高橋社長(左端)に取材する右から原さん、小西さん、吉川さん、西岡さん

 中国や東南アジアなどで製造された品がほとんどを占める日本の衣料業界。八橋装院(広島市安佐南区)は、国内生産を維持しようと取り組む。創業した亡き父の後を継ぎ、ものづくりに力を注ぐ高橋伸英社長に、事業への思いや縫製業界の現状について聞いた。
(聞き手は、安田女子大・小西望、広島女学院大・西岡聖奈、吉川晴香、広島市立大・原彰吾)

 ―国内縫製の現状と特徴は何ですか。
 国産の減少と輸入の増加に歯止めがかかっていない。2017年のデータでは、国内で販売しているアパレル製品のうち、日本製はわずか2・4%しかなかった。金額にすると3%。金額の方が高いというのは、日本製が高価ということ。中国や東南アジアで大量生産された商品の低価格競争が激化している。
 国内縫製は対応が早く、小回りも効く。海外だと船を使うので時間がかかる。さらに、コムデギャルソンなど国内の有名ブランドから来る注文は難しい品が多いが、高い技術があって応えられる。
 ―子どもの頃から、この仕事に興味があったのですか。
 幼稚園の頃から遊び場として会社に来ていたので、何となく継ぐのかな、と思っていた。しかし、おやじは後継ぎの話を一切しない。高校、大学時代は後を継ぐ気は全くなかった。
 しかし、大学4年の時に会社でトラブルが起き、おやじに「戻ってこい」と言われた。別の会社から内定が出ていたのを断って戻ったら「わしは戻れなんて言っとらん」と言う。それから20代はずっと確執と葛藤の日々。何度も辞めようと思った。
 それでも、同業他社で海外進出の立ち上げに携わるなどしながら何とか続けた。30代後半に「どうにかせんにゃあいけん」という思いになって後を継いだ。
 ―最近、日本製や国内の技術が注目されつつありますが、どう思いますか。
 興味を持ったら、実際にものづくりの現場を見に来て体験してほしい。見てやってみると一番よく分かる。僕自身、他の会社の現場を見るとわくわくする。うちもインターンシップや会社見学を受け入れている。
 ―自社ブランド「FUKUNARY(フクナリー)」を始めた背景を教えてください。
 自社製品は、うちの主力の相手先ブランドによる生産(OEM)を盛り上げるためにやっている。「面白そう」と感じ、やっているのが縫製工場であることを知ってもらえればと始めた。11年に残布で洋服「THE NPU」を作ったのが最初だ。
 フクナリーは「広島」をキーワードにしている。福山で製造している金糸や金箔(きんぱく)を織り込む「金襴(きんらん)織物」や尾道帆布を使った財布やかばんを作った。
 さらにインパクトのある素材が欲しい、と考えていた時、展示会でミカサ(広島市安佐北区)と一緒になり、ボールの生地を使えないか相談して商品化につなげた。今は、使わなくなったボールで記念品を作るサービスもしている。
 今後は素材の調達を国内全域に広げる予定だ。
 ―これからの展望は。
 国内の縫製技術を残したいという思い。売上高に占める自社製品の割合を3割で維持しようと思っているので、自社製品を増やしつつOEMも増やしていく。

 ▽たかはし・のぶひで 1994年3月に東和大工学部(福岡市南区、2011年に閉学)を卒業後、八橋装院に入社。同年7月被服縫製のボンニー(益田市)勤務、96年4月八橋装院グループ会社(出雲市)取締役を経て10年8月から現職。広島市安佐南区出身。

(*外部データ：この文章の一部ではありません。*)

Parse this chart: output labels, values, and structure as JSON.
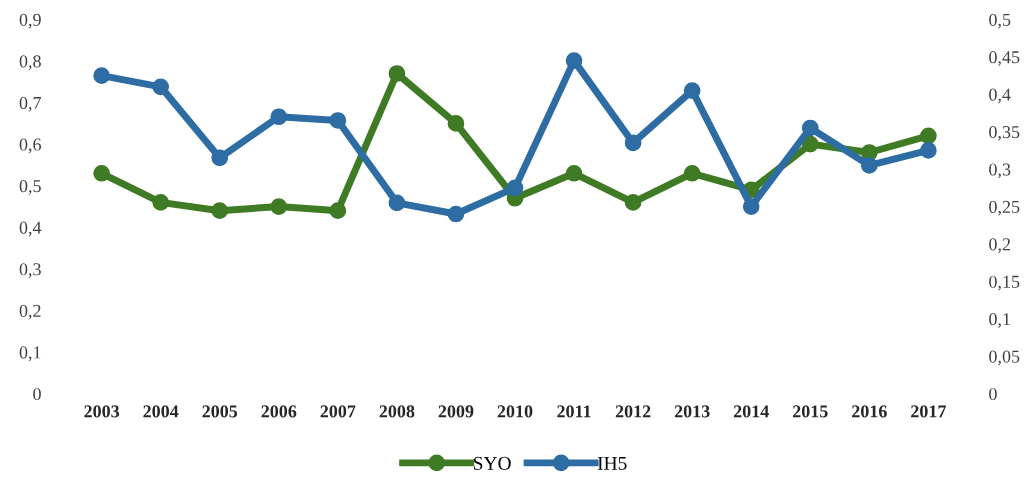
{
  "chart_data": {
    "type": "line",
    "categories": [
      "2003",
      "2004",
      "2005",
      "2006",
      "2007",
      "2008",
      "2009",
      "2010",
      "2011",
      "2012",
      "2013",
      "2014",
      "2015",
      "2016",
      "2017"
    ],
    "series": [
      {
        "name": "SYO",
        "color": "#3f7a25",
        "values": [
          0.53,
          0.46,
          0.44,
          0.45,
          0.44,
          0.77,
          0.65,
          0.47,
          0.53,
          0.46,
          0.53,
          0.49,
          0.6,
          0.58,
          0.62
        ]
      },
      {
        "name": "IH5",
        "color": "#2e6ca4",
        "axis": "y2",
        "values": [
          0.425,
          0.41,
          0.315,
          0.37,
          0.365,
          0.255,
          0.24,
          0.275,
          0.445,
          0.335,
          0.405,
          0.25,
          0.355,
          0.305,
          0.325
        ]
      }
    ],
    "ylim": [
      0,
      0.9
    ],
    "yticks": [
      0,
      {
        "value": 0.1,
        "label": "0,1"
      },
      {
        "value": 0.2,
        "label": "0,2"
      },
      {
        "value": 0.3,
        "label": "0,3"
      },
      {
        "value": 0.4,
        "label": "0,4"
      },
      {
        "value": 0.5,
        "label": "0,5"
      },
      {
        "value": 0.6,
        "label": "0,6"
      },
      {
        "value": 0.7,
        "label": "0,7"
      },
      {
        "value": 0.8,
        "label": "0,8"
      },
      {
        "value": 0.9,
        "label": "0,9"
      }
    ],
    "y2lim": [
      0,
      0.5
    ],
    "y2ticks": [
      0,
      {
        "value": 0.05,
        "label": "0,05"
      },
      {
        "value": 0.1,
        "label": "0,1"
      },
      {
        "value": 0.15,
        "label": "0,15"
      },
      {
        "value": 0.2,
        "label": "0,2"
      },
      {
        "value": 0.25,
        "label": "0,25"
      },
      {
        "value": 0.3,
        "label": "0,3"
      },
      {
        "value": 0.35,
        "label": "0,35"
      },
      {
        "value": 0.4,
        "label": "0,4"
      },
      {
        "value": 0.45,
        "label": "0,45"
      },
      {
        "value": 0.5,
        "label": "0,5"
      }
    ],
    "grid": false,
    "legend": "bottom",
    "marker": "circle",
    "line_style": "solid"
  }
}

 ▽八橋装院 本社は広島市安佐南区西原。1959年創業、61年に法人化。コムデギャルソン(東京)や三井物産アイ・ファッション(同)などの商品を受託生産するほか、自社ブランド「フクナリー」を手掛ける。本社内と、商業施設ジ・アウトレット広島(佐伯区)内に直営店。恵比寿三越(東京)に期間限定で出店している。資本金3200万円、2019年3月期の売上高は1億5100万円。従業員数は、ベトナムからの研修生も含め30人。

【インタビューを終えて】
 安田女子大4年・小西望(21)
 国内にわずかに残る縫製工場の一つが広島にあることを誇りに思う。縫製を後世に残そうとする熱い思いに胸を打たれた。私も社会人になって将来的に広島に貢献できるような人になりたい。

 広島女学院大2年・西岡聖奈(19)
 高橋社長は「ぶれない個」を持っていた。国内縫製や伝統を残したい、自分たちで作った物は、自分たちで売りたいという強い思いがあふれていた。自分の意志を持ち、挑戦するからこそ、結果につながっていくと感じた。

 広島市立大2年・原彰吾(19)
 自分にしかできないことのために夢中で物事に励み、こだわりを持ってやり遂げる意志を持ち続ける大切さを、高橋社長に教えてもらった。自分も信じた道をより活動的に進もうと決意した。

 広島女学院大2年・吉川晴香(19)
 強い思いを持って仕事に取り組む姿に、働くという事の本質を見た。私も将来、ただお金のために働くのではなく、自分の中でしっかりした思いを持てる仕事に就き、それを大切にしながら働いていきたい。